HMRC-recognised payroll software helps employers run a more controlled payroll process. It will flag missing starter details or unusual pay changes. It can also support RTI submissions to HMRC and keep records of changes and approvals for audits.

Payroll software doesn't remove the employer's legal duty, but it can reduce manual errors and make payroll checks more consistent.

Frequently asked questions about payroll compliance

What happens if my RTI submission is late?

If you submit RTI late, HMRC can charge a late filing penalty. This can happen if your Full Payment Submission (‘FPS’) is late, if you don’t send the expected number of FPS submissions, or if you don’t send an Employer Payroll Summary (‘EPS’) for a tax month where you paid no employees. 

HMRC won’t charge a penalty in some situations. The main ones are that your FPS is late but the payments on it are within three days of payday, you’re a new employer and your first FPS is within 30 days or it’s your first late report in the tax year, with an exception for annual schemes. 

Are there fines for late RTI submissions and how much are they?

Yes, HMRC can charge a penalty if you send an FPS late. Penalties can apply for each PAYE scheme you run. The amount of the fine depends on how many employees you have.

Employees and monthly penalty
1 to 9 £100
10 to 49 £200
50 to 249 £300
250 or more £400

If you run more than one UK PAYE scheme, HMRC can charge each one.

What payroll records do I need to keep and for how long?

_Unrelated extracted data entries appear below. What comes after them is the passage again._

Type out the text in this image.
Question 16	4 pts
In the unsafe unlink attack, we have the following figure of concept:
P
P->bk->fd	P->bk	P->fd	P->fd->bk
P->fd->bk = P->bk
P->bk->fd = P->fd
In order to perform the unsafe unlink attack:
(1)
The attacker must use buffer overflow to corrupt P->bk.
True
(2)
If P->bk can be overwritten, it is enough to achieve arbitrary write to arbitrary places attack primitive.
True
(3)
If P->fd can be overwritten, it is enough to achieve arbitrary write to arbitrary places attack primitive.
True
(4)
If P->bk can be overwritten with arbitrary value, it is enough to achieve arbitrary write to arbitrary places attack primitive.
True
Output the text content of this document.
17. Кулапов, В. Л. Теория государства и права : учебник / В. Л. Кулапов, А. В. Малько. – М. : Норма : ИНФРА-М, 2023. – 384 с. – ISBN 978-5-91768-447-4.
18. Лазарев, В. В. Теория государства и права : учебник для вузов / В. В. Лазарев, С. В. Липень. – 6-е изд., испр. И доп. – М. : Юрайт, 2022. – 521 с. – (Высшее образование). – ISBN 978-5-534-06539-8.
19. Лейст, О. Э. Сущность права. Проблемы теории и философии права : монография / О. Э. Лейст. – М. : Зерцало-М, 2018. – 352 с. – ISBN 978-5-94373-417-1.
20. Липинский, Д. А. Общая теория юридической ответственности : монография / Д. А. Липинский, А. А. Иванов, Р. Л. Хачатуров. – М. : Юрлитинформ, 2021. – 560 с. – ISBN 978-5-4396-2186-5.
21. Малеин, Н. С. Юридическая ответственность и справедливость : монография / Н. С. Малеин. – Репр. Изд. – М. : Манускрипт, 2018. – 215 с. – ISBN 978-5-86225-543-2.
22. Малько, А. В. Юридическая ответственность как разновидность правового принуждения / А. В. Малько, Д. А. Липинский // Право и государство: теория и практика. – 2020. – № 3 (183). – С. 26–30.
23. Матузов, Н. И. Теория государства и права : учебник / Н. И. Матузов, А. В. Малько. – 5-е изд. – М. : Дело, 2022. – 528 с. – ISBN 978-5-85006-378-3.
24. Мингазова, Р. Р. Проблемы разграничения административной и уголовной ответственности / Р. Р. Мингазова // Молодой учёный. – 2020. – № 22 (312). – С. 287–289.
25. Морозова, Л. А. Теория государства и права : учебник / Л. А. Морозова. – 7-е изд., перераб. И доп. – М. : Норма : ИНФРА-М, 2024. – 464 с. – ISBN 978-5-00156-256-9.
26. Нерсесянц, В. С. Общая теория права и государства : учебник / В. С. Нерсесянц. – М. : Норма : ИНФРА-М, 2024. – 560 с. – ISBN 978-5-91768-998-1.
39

As an employer in the UK, you need to keep PAYE payroll records that show what you paid and what you deducted. This includes pay dates, gross pay, tax, National Insurance, student loan deductions and statutory pay. Keep copies of key notices, like tax codes, plus your RTI submissions.

Keep these records for three (3) years from the end of the tax year they relate to. Store them so you can produce them quickly if HMRC asks. If you run more than one PAYE scheme, you need to keep records for each scheme.

What are the most common payroll compliance mistakes and how do I avoid them?

The most common payroll compliance mistakes are late RTI submissions, wrong pay dates and missed starter or leaver details. Others include using the wrong tax code, misclassifying pay as expenses and poor checks on statutory payments.

Payroll software with exception flags can cut compliance mistakes because it spots issues before you submit RTI. It can warn you about missing NI numbers, unusual pay changes, negative pay, duplicate starters, odd deductions, or a pay date that doesn’t match payday.

You avoid more errors when the software also supports a simple review step. Someone checks the flagged items, fixes the data, then reruns and submits. This matters because software can’t know why something is wrong, but it can spot that it looks wrong.